Kaarst Die hilfsbereite "Tante" aus dem Iran

Kaarst · Forough Schamsawary kam 1964 nach Deutschland. Seit einem halben Jahr hilft sie Flüchtlingen in Kaarst ehrenamtlich bei der Integration.

Die 72-Jährige mit dem klangvollen Namen Forough Schamsawary wirft ihre Stirn in Falten, als sie ans Handy geht. Eine afghanische Mutter will wissen, welche Diagnose ein Arzt ihrem fiebrigen Sohn gestellt hat. Deutsch versteht die Frau nicht. Schamsawary übersetzt das, was der Hausarzt am Telefon erklärt, für sie ins Persische - Alltag für die im Iran geborene Rentnerin, die seit Oktober als ehrenamtliche Flüchtlingslotsin die Stadt Kaarst unterstützt. Dabei begann die Kooperation nicht unbedingt reibungslos.

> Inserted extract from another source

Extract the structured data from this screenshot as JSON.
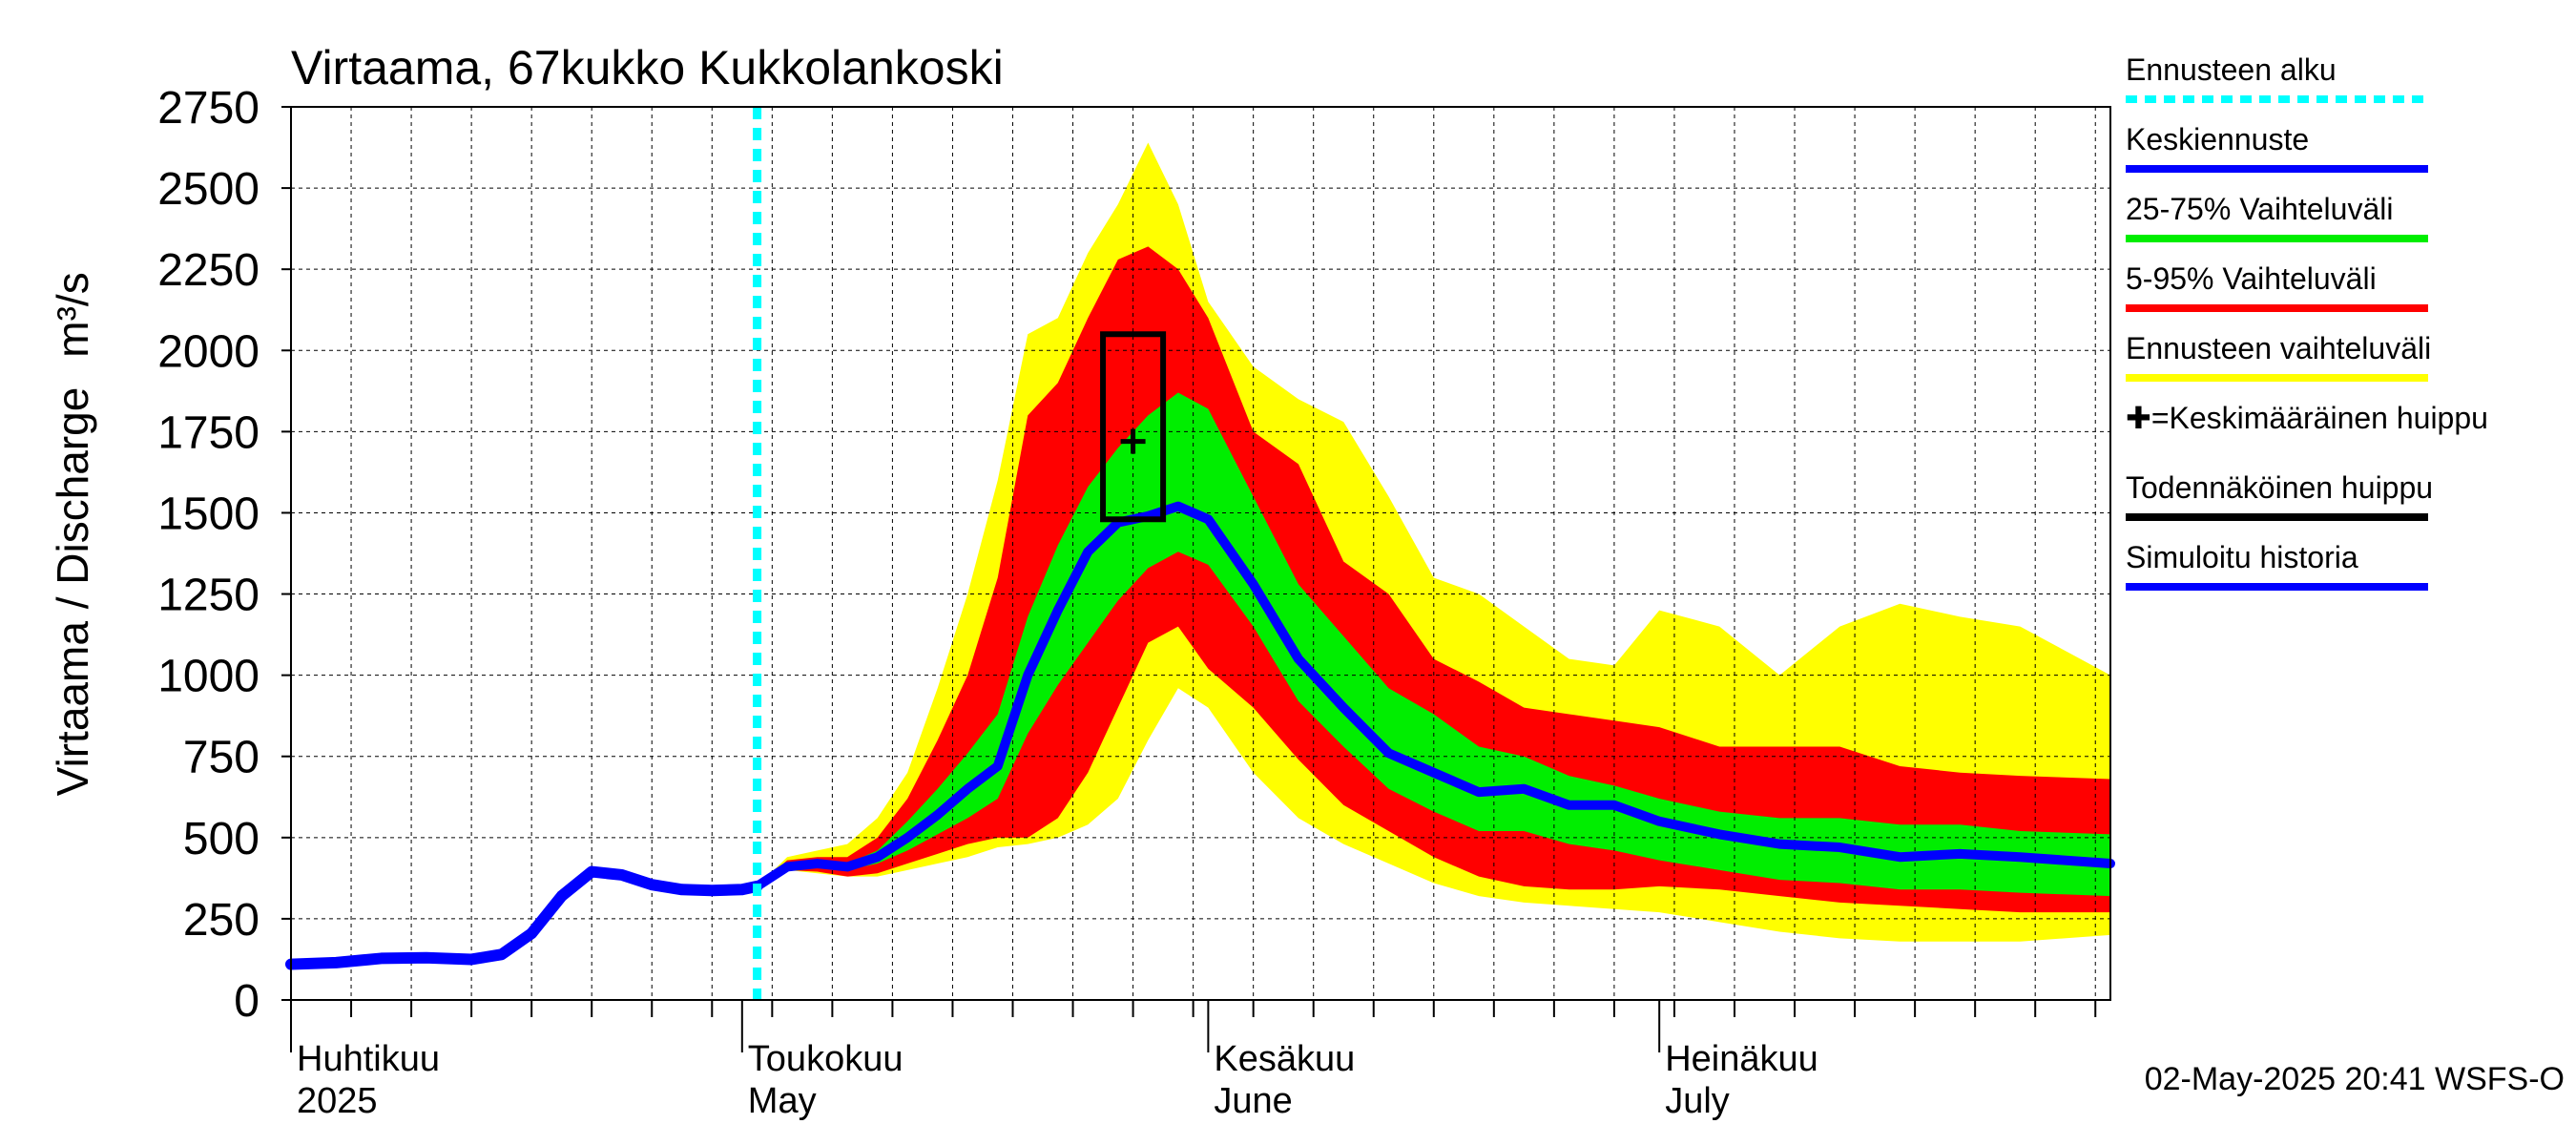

Im Herbst traf eine verwunderte Schamsawary eine Gruppe spielender Kinder, die auf ihr "Hallo!" nur mit den Schultern zuckten. Der zwölfjährige Ehsan, mit dessen Familie sie mittlerweile befreundet ist, löste sich aus der Gruppe und gab ihr zu verstehen, dass die Kinder sie nicht verstehen, weil sie gerade aus Afghanistan kommen. Als zweifache Mutter wollte sie ihm und seinen Eltern helfen. Dabei, mit der deutschen Bürokratie fertig zu werden, sich in Kaarst zu integrieren - und dabei, Deutsch zu lernen. Denn Sprache, "das ist alles", sagt Schamsawary, die vor 52 Jahren mit ihrem Mann nach Deutschland zog.

"Ich fragte bei der Stadt nach, ob es Sprachkurse für diese Menschen gebe", erzählt Schamsawary. Die Antwort - sinngemäß "Wer sind Sie überhaupt?" - schwang bald in Wohlwollen um, als die Rentnerin sich als offizielle Flüchtlingslotsin anbot. Seit Oktober ist sie Übersetzerin, Praxis- und Sozialamtsbegleiterin in einer Person.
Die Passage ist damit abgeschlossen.